Bruksela: Ghelamco widzi dwie opcje stadionu narodowego

źródło: Tijd.be; autor: michał

Bruksela: Ghelamco widzi dwie opcje stadionu narodowego Przy okazji deklaracji o chęci goszczenia Euro 2020 w Belgii znów rozgorzała dyskusja na temat budowy stadionu narodowego. Dla „De Tijd” znane deweloper Ghelamco przekonuje, że można i zbudować nowy stadion, i przebudować ten aktualny.

Reklama

Belgijska debata na temat budowy nowego stadionu narodowego stała się przedmiotem doniesień informacyjnych na całym świecie za sprawą podtekstu etnicznego. Istnieją bowiem dwie bliskie sobie lokalizacje dla możliwego obiektu i jedna z nich leży w części frankofońskiej, a druga – flamandzkiej.

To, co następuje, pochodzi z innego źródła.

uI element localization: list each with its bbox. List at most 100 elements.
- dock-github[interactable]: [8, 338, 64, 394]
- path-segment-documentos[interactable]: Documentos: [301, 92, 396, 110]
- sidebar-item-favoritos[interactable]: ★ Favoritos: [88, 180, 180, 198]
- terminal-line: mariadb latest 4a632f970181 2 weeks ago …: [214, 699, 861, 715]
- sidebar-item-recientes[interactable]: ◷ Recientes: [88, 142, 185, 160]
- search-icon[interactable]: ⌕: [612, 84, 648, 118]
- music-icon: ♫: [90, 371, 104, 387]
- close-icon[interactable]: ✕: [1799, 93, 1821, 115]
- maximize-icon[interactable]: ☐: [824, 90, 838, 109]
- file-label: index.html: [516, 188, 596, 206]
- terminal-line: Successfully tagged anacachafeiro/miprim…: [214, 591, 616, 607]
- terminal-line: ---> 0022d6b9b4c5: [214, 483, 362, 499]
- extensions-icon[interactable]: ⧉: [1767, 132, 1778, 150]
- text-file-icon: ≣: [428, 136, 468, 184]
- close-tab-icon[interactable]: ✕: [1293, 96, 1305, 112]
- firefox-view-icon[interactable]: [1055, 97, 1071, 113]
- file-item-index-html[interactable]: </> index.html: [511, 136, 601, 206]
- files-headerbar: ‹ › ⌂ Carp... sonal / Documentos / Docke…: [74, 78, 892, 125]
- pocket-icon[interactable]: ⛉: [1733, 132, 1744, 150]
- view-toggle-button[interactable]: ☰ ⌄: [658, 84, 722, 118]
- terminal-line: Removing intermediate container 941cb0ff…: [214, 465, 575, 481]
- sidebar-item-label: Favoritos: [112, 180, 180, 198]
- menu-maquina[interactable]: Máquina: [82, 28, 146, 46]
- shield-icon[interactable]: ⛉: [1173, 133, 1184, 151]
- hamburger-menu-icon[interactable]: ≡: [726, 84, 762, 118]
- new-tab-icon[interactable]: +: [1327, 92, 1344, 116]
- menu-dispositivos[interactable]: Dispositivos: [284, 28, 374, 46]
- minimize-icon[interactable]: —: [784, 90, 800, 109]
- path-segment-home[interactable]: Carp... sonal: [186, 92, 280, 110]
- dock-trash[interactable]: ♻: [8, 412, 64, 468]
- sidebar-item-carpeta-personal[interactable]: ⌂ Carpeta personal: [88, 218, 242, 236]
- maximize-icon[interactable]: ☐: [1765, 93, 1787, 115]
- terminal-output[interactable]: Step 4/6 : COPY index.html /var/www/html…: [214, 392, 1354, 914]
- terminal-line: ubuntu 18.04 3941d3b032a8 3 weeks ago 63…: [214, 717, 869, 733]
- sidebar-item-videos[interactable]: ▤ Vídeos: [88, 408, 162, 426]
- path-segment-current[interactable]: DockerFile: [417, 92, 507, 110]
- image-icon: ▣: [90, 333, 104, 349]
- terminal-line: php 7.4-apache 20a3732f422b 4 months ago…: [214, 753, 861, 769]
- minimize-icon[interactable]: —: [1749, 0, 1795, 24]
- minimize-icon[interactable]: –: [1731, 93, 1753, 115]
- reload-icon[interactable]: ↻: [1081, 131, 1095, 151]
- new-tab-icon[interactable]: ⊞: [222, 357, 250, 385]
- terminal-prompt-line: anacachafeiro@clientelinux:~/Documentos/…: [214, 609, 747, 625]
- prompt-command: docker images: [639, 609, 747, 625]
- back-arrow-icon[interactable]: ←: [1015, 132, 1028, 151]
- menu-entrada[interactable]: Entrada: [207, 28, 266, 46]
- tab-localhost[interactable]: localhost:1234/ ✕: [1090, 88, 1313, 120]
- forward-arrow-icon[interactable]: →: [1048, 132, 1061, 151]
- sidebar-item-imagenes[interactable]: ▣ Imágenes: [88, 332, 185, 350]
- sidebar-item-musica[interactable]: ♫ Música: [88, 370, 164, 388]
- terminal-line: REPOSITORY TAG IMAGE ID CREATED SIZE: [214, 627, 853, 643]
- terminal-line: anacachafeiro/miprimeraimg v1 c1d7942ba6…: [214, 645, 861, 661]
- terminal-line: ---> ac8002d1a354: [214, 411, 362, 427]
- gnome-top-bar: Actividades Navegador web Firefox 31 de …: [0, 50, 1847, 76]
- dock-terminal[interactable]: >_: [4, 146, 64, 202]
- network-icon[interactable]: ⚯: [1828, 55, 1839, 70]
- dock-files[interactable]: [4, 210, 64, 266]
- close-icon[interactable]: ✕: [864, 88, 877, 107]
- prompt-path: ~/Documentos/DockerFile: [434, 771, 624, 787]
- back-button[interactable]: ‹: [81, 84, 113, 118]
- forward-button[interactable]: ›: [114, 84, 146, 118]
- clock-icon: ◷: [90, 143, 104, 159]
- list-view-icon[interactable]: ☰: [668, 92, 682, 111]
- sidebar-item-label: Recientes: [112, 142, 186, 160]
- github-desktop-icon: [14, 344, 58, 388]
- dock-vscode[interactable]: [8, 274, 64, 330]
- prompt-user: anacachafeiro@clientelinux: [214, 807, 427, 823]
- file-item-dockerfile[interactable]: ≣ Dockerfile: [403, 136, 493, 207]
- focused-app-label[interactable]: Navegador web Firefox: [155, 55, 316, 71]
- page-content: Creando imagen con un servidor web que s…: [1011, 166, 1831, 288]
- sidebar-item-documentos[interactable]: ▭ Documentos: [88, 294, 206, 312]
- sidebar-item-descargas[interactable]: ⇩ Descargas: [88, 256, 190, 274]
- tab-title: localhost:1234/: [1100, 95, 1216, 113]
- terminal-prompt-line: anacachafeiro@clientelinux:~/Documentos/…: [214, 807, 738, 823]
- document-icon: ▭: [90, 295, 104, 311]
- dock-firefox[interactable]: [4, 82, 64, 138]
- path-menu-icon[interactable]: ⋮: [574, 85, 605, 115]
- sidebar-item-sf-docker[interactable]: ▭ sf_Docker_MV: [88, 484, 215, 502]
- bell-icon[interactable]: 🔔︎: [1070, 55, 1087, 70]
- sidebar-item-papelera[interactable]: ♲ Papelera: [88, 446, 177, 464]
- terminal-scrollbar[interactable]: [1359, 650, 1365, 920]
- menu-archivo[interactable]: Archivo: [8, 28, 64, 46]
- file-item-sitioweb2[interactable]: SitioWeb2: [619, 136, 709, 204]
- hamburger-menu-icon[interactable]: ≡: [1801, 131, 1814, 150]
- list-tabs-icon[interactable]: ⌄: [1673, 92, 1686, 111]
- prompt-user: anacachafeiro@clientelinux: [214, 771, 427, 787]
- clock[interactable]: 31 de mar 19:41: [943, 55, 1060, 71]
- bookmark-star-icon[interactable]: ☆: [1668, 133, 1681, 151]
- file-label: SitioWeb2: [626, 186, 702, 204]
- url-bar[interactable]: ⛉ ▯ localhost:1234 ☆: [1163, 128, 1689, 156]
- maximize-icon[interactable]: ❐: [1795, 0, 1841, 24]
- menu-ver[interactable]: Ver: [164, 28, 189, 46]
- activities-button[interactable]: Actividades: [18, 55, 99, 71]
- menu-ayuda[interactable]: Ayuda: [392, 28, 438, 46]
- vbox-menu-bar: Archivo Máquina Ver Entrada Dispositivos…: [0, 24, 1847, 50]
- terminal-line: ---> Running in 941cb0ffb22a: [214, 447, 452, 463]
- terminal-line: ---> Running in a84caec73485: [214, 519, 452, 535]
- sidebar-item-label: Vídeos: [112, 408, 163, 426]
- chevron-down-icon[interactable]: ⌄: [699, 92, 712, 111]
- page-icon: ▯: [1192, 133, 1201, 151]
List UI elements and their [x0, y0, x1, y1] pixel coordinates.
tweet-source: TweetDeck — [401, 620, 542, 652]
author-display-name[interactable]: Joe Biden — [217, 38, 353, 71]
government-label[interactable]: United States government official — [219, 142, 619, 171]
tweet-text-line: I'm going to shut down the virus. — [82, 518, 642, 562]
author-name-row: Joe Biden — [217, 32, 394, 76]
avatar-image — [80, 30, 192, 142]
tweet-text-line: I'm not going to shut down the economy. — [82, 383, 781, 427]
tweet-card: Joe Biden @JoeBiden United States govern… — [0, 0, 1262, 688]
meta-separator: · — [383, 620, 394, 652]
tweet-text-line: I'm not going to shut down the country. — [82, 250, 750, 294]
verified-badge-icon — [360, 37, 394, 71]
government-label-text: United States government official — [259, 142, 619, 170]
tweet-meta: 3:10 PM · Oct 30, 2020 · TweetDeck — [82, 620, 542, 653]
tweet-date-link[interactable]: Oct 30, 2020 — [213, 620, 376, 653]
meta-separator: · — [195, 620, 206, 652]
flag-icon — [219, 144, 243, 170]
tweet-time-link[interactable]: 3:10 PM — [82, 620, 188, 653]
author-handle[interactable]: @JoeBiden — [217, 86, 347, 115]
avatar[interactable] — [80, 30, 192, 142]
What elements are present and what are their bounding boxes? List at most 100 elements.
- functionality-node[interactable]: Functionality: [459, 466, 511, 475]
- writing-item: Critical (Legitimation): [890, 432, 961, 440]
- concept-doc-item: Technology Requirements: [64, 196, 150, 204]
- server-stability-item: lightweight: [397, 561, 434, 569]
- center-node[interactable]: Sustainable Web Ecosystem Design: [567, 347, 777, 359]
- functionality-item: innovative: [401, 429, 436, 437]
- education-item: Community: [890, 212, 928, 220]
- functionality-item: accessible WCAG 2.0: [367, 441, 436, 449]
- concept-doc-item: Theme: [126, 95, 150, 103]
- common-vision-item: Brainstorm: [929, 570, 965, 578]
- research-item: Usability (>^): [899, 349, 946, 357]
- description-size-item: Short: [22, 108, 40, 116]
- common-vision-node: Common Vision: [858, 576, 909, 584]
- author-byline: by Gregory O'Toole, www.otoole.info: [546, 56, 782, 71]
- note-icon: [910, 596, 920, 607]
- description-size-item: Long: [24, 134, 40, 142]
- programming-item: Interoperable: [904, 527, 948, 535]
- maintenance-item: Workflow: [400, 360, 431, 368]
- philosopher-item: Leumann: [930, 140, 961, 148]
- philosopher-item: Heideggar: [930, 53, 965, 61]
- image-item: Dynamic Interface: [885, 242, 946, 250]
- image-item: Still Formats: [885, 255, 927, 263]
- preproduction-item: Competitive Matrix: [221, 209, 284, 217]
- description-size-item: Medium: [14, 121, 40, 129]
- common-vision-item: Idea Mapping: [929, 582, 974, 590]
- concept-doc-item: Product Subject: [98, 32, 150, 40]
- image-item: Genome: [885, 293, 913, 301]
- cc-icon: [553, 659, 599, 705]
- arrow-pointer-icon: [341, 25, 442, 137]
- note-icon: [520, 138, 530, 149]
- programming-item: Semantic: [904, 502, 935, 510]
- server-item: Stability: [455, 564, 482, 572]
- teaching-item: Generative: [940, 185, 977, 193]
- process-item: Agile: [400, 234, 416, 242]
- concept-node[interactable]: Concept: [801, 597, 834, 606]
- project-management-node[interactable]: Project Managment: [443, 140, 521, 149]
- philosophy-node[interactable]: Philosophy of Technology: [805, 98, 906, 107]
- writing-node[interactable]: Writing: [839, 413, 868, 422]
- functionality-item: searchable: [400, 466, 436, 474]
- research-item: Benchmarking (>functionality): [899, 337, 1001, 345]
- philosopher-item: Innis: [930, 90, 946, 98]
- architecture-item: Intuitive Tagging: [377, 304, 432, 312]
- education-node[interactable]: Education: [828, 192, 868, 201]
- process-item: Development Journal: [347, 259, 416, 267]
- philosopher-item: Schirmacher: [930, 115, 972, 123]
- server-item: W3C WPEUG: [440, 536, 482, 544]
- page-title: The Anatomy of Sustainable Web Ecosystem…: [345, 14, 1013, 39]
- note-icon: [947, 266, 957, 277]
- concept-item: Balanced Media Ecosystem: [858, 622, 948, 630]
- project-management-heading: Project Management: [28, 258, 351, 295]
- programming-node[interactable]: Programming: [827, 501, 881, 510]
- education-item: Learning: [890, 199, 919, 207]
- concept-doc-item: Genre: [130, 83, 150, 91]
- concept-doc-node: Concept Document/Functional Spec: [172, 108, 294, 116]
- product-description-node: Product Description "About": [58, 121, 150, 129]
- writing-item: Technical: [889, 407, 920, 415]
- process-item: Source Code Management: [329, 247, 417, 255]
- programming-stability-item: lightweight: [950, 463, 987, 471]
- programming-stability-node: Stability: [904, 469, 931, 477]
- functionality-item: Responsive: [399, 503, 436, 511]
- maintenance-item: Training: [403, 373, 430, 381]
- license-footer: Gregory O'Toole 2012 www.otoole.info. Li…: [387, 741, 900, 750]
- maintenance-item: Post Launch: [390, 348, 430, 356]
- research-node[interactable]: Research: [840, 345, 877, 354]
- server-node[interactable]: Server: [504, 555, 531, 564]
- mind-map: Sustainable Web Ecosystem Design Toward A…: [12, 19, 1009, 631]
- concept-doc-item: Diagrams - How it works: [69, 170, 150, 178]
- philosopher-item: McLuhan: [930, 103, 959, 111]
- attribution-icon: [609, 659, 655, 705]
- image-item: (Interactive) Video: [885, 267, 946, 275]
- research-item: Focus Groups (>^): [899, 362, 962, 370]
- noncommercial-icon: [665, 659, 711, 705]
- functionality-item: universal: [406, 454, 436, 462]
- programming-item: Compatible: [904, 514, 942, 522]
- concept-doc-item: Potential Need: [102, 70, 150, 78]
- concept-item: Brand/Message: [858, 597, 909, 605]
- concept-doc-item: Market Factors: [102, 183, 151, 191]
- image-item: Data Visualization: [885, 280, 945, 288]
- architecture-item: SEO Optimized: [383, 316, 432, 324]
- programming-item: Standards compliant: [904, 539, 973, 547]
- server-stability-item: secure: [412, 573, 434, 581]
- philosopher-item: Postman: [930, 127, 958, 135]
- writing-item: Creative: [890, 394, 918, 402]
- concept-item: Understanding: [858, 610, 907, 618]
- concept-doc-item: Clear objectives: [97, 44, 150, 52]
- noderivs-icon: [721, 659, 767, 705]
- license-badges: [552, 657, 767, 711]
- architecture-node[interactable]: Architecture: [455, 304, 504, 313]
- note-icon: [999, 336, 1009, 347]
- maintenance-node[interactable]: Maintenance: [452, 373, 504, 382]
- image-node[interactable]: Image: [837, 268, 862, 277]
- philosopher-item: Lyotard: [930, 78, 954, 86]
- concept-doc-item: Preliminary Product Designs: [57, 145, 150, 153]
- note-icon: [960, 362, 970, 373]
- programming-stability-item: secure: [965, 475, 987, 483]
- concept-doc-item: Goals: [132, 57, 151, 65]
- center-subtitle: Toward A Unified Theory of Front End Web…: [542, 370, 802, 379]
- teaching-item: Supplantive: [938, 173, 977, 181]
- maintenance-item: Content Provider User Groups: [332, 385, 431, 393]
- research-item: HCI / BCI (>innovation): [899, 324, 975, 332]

Czy więc nazwać stadion po francusku czy holendersku? I przede wszystkim: gdzie go postawić. Poniżej przedstawiamy obie analizowane opcje. To aktualny Stadion Króla Boduena (dla odmiany napiszemy po polsku) oraz Parking C, paręset metrów na północ od obiektu. Parking leży dosłownie za granicą między dwiema symbolicznymi częściami Brukseli.

Bruksela

W rozmowie z pismem „De Tijd”wypowiedział się Paul Gheysens, dyrektor wykonawczy w firmie Ghelamco. To właśnie ten deweloper zbudował otwarty niedawno najnowocześniejszy belgijski stadion – Ghelamco Arenę. Zdaniem Gheysensa w obu miejscach można stworzyć funkcjonalny i nowoczesny stadion. W przypadku istniejącej areny trzeba by jednak zrezygnować z bieżni lekkoatletycznej czy rozsuwanego dachu, ponieważ te podniosłyby bardzo koszt.

Tymczasem nowy stadion dla Brukseli w ocenie firmy Ghelamco może być całkiem tani. Gheysens podaje kwotę ok. 150 mln € jako zupełnie wystarczającą dla obiekty typowo piłkarskiego. A ponieważ ten ma być finansowany z pieniędzy prywatnych, deweloper wskazuje, że wystarczy pięciu solidnych partnerów inwestujących po 30 mln €.